The Royals answered quickly with a run of their own in the top of the second inning. That was where things stayed until the third inning, when the Orioles got a rally going to start the inning against Royals starter Yordano Ventura. The stat on Ventura from the last time these teams played is that when his velocity is high, he has a much better ERA.

Ventura spent a lot of this outing throwing 98, but it was not a very good outing, not least of which because of the three-run home run that Adam Jones mashed into the Orioles bullpen to give the O's a 4-1 lead after three innings. Hey, baseball can be fun! Or at least it was fun for an hour or so. That's better than nothing.

The lead held up until the top of the sixth inning, when Tillman made like John McClane at the end of Die Hard 2, which is to say that he tossed a lighter onto a trail of gasoline, sparking an inferno that ultimately consumed the Orioles in a fiery explosion. Actually, what he did was walk the leadoff man, Alex Gordon, despite a three run lead, and then kept failing to put away hitters. Eventually Eric Hosmer singled to put the tying run on base and manager Buck Showalter had enough of Tillman.

Tillman was relieved by Brian Matusz, who had one job, and did not do that job in any capacity. Matusz first issued a walk to the first batter he saw, switch hitter Kendrys Morales, before giving up a single to Moustakas, a play on which the tying runs crossed the plate. Matusz was supposed to retire either one of these two guys, preferably both. He instead got out no one before being pulled from the game.

In Matusz's defense - a phrase which I think you know does not appear frequently in these annals - the Pitch F/x chart makes very plain that Matusz actually struck out Moustakas on three pitches, but due to a bout of inexplicable incompetence on the part of the home plate umpire, two of these pitches were called balls. One might get a lot more upset about this sequence if not for the totality of the suck that followed afterwards, leaving the game such that the outcome of any one play did not solely influence its outcome.

So Matusz was out, and Chaz Roe was in. Roe is now a pumpkin, so it did not go well; Salvador Perez quickly plated the runners Roe inherited from Matusz - a fitting outcome given that Matusz himself has allowed 36% of inherited runners to score this year.
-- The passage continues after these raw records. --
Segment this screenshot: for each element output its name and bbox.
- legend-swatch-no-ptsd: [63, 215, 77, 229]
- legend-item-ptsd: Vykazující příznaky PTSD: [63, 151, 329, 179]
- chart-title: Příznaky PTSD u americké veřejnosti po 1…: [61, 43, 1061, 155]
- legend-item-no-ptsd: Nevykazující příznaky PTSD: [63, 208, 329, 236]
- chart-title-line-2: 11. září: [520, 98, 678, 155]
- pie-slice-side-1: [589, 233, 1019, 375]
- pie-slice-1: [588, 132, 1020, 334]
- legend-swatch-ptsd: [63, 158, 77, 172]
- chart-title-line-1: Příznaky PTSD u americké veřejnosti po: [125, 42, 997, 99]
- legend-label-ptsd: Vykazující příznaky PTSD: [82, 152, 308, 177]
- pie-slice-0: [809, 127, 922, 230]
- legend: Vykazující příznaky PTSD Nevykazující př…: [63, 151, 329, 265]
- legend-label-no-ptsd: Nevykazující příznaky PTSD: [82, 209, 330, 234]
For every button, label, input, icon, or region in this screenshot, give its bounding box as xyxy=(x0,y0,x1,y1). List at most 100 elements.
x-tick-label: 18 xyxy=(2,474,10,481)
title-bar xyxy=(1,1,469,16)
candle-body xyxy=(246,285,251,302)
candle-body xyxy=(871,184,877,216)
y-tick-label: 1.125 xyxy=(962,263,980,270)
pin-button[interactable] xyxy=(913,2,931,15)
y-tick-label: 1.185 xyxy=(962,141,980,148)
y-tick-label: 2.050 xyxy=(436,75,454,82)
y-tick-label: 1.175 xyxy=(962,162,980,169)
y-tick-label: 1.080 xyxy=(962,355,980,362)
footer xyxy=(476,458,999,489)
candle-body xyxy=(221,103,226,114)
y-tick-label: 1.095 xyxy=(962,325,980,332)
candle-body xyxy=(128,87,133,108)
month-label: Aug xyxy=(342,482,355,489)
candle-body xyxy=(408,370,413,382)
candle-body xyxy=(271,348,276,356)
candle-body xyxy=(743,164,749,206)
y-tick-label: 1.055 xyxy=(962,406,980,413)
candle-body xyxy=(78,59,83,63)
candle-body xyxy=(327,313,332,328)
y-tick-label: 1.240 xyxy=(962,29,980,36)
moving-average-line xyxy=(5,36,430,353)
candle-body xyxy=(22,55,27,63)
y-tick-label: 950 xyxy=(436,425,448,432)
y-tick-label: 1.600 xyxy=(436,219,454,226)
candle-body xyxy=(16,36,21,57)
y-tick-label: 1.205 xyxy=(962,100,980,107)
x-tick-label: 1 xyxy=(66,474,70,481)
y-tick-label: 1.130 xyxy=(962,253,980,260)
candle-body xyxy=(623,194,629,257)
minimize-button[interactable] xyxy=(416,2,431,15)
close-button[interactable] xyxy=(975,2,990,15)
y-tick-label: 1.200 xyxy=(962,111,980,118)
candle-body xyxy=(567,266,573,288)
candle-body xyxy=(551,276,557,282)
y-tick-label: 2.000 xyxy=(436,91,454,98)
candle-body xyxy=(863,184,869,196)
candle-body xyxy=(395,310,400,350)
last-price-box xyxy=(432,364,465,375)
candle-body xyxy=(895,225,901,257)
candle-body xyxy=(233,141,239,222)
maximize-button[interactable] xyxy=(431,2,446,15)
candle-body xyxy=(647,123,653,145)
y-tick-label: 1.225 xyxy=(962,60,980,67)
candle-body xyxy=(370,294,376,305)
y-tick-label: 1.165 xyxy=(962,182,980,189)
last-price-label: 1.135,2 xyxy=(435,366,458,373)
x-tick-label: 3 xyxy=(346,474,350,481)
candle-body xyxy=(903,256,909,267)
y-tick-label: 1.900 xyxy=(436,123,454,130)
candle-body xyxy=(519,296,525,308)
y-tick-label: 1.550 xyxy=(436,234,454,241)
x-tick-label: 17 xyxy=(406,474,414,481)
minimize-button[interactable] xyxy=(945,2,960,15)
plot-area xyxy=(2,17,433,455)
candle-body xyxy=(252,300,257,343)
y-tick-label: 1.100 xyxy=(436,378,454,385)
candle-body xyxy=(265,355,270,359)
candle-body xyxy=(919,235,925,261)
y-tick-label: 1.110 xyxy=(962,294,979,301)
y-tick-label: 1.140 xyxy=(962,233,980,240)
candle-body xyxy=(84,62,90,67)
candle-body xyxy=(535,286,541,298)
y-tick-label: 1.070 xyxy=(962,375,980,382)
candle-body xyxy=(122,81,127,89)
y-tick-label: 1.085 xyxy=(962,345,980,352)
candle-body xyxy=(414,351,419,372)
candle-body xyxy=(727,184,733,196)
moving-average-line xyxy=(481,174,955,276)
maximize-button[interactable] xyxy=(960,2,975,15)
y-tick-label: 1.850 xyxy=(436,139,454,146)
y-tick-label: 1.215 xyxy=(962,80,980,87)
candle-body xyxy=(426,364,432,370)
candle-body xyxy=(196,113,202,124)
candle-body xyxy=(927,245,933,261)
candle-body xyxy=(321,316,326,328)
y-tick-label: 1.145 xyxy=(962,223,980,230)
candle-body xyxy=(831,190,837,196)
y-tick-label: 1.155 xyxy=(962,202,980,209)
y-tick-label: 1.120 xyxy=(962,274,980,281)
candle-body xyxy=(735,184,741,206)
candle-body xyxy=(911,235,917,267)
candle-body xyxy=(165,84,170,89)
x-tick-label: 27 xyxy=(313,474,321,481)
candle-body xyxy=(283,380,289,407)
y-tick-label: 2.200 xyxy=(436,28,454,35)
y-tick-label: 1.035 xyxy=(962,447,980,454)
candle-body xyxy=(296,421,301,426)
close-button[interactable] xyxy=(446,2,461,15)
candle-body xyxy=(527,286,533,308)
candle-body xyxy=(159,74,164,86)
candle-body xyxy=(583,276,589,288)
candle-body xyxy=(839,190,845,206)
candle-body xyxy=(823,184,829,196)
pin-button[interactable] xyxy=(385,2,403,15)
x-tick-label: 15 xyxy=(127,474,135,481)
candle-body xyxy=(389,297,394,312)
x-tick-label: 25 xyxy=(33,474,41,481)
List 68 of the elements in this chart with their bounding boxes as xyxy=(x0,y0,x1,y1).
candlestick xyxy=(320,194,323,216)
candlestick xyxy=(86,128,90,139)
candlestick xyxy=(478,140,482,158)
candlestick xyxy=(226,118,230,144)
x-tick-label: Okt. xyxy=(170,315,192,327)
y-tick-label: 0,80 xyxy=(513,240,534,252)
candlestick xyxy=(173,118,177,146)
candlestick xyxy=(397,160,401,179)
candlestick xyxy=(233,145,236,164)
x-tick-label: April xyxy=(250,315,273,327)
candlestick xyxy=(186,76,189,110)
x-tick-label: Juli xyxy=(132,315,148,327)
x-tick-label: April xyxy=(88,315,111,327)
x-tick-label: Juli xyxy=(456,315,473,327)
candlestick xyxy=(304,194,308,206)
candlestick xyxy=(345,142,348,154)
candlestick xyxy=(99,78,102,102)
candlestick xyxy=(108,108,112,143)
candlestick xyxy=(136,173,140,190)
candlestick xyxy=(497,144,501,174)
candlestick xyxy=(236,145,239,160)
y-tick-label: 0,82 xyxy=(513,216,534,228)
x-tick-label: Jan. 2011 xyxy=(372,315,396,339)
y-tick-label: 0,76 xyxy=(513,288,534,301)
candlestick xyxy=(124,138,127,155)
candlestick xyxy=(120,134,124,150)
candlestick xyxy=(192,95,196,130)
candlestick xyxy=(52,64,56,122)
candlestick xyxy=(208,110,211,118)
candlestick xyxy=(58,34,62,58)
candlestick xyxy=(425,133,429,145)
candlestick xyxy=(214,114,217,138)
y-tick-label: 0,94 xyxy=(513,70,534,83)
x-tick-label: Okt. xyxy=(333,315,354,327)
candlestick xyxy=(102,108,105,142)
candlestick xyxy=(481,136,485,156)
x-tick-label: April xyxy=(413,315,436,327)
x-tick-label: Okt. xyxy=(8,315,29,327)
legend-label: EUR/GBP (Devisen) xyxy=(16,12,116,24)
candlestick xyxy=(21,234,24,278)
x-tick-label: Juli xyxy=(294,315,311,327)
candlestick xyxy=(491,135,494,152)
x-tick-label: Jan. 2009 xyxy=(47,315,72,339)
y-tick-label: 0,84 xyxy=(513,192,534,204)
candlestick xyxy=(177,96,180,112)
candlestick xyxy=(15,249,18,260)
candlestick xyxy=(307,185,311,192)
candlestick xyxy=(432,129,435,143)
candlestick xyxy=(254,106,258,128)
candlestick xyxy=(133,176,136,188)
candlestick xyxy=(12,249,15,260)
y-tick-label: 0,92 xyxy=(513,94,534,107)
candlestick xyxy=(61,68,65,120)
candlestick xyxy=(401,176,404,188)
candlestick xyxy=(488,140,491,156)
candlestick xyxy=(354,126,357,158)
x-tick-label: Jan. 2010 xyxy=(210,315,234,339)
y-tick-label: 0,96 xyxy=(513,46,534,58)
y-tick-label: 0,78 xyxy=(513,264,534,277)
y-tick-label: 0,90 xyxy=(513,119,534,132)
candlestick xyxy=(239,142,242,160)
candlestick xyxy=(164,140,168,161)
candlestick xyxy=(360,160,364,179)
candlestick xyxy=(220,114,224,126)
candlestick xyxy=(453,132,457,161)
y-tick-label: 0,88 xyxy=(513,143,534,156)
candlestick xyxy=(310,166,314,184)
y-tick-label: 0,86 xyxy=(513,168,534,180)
Two innings later, T.J. McFarland was pitching for the O's. He was also not good, and by not good I mean that the first three batters he faced reached base and he ended up giving up a grand slam to Moustakas. Left-handed pitchers are not supposed to do that against Moustakas, though Orioles left-handed pitchers seem to keep finding ways to do so. The grand slam was especially frustrating since it came after an 0-2 count. Execute your dang pitches!

After McFarland was done, the Orioles trailed, 11-4. Yikes.

A two-run FUHR by Nolan Reimold in the eighth inning brought the Orioles to within five runs. That's so far apart it's hardly even worth applying "within" as a descriptor. They were not close. Two walks followed the Reimold home run, at which point Royals manager Ned Yost stopped messing around and brought in Wade Davis to face Jones, who at that moment represented the within-two-runs run. When a player could potentially hit a second Earl Weaver Special of a game and his team would still be trailing by two runs, that's bad.

And anyway, what actually happened is that Jones grounded into a double play and the nascent rally was snuffed out like a candle in the wind.

Just to rub it in a little more, Steve Johnson, summoned for garbage time duty in the ninth inning, gave up a walk and a double before allowing Moustakas to get his 7th, 8th, and 9th runs driven in of the night all in one swing - a three-run home run, setting up the game's final score.

The O's and Royals will close out this series on Sunday Night Baseball, which means an 8pm start time and also John Kruk. But it also means Jessica Mendoza now, so it ought to be worth watching, or at least worth watching in terms of the broadcast itself. Whether the Orioles, with Wei-Yin Chen starting opposite Johnny Cueto, ultimately perform to make it worth watching, well, that's another story.